Ghazal 25, Verse 7

{25,7}

baa;G me;N mujh ko nah le jaa varnah mere ;haal par
har gul-e tar ek chashm-e ;xuu;N-fishaa;N ho jaa))egaa

1) don't take me into the garden; otherwise, over my condition
2) every moist/wet rose will become a single/particular/excellent/unique blood-scattering eye

Notes:

tar : 'New, fresh; green; young, tender, soft; juicy, moist, damp, wet, wet through, saturated (with moisture, or grease, &c.)'. (Platts p.315)

Nazm:

That is, my state is such that whoever sees it weeps. (27)

== Nazm page 27

Bekhud Dihlavi:

He says, from the grief and sorrow of passion my condition has become so dire and pathetic that whoever sees me has tears begin flowing uncontrollably from his eyes. If you take me with you into the garden, then the fresh, moist roses will become blood-scattering eyes and shed tears of blood at my condition. The necessary result will be that instead of enjoying a pleasant stroll in the garden, you will experience displeasure. (53)

Bekhud Mohani:

'Garden' can also refer to a pleasure gathering; that is, if I go there, then laughing men will begin to weep. (63)

FWP:

SETS == EK; GROTESQUERIE
EYES {3,1}

The lover is apparently so weak that he can hardly walk unaided, so he has to have help in getting around. But despite (or because of?) his weakened condition, he is sympathetic to others: he requests not to be taken into the garden, because the dewy roses will shed tears of blood at his wretchedness.

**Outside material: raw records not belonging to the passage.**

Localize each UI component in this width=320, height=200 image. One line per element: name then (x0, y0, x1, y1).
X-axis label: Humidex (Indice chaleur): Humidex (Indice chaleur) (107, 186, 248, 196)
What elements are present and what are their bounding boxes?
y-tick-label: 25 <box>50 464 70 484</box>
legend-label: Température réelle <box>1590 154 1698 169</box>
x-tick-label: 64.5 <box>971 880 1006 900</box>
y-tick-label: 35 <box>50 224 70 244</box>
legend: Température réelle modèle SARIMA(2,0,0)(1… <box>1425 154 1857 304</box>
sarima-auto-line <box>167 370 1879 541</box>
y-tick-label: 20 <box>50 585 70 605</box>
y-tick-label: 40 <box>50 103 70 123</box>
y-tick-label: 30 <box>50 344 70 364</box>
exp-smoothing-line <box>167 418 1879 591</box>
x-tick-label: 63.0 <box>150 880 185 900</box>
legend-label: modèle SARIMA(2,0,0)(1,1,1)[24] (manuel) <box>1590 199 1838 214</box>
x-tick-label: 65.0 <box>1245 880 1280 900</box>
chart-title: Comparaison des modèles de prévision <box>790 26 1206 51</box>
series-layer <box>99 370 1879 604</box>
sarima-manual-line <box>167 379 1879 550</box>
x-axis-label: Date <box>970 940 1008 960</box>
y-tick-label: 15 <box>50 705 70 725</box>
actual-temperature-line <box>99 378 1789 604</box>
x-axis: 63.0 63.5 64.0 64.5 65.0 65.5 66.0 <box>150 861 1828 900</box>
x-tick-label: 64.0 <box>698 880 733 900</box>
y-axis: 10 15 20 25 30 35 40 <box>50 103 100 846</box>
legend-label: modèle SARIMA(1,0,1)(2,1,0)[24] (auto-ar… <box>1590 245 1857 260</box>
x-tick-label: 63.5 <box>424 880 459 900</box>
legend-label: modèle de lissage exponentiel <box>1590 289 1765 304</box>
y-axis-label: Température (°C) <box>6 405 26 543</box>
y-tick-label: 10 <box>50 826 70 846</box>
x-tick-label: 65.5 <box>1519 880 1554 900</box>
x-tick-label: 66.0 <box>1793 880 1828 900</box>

To imagine a fresh, moist, dewy rose as 'a single blood-scattering eye' has an obvious metaphorical grounding. The rose is round like an eye, the dewdrops resemble tears, the teardrops are blood-colored because they are on the red rose. But still-- a garden full of single eyes on stalks, each dripping with blood? It sounds like some dire discovery within a :tilism , in the dastan tradition; or Hatim's tree with severed heads hanging off its branches.

Well, perhaps I'm exaggerating a bit. It isn't the most grotesque image Ghalib ever came up with. But still, if you're going to appreciate it, you have to be remarkably far from the real world, and so deep into ghazal convention that you don't actually form a mental image of round red eyeballs, on stems, dripping blood.

Ghalib has in the divan half a dozen such verses. In {62,6}, {173,3}, {234,2}, the lover's eyes are weeping bloody tears of passion; in {147,3} the eyes are Majnun's. But in {183,2}, the beloved's glances create a 'blood-scattering' effect on the lover. And among the unpublished verses, {424x,4} creates a 'blood-scattering' effect of an unclear nature, through the 'gaze' of a seemingly unlikely 'adorner, maidservant'.

There's really nothing at all compelling in the present verse. It's the one-dimensional kind that other poets compose all the time, but Ghalib rarely does.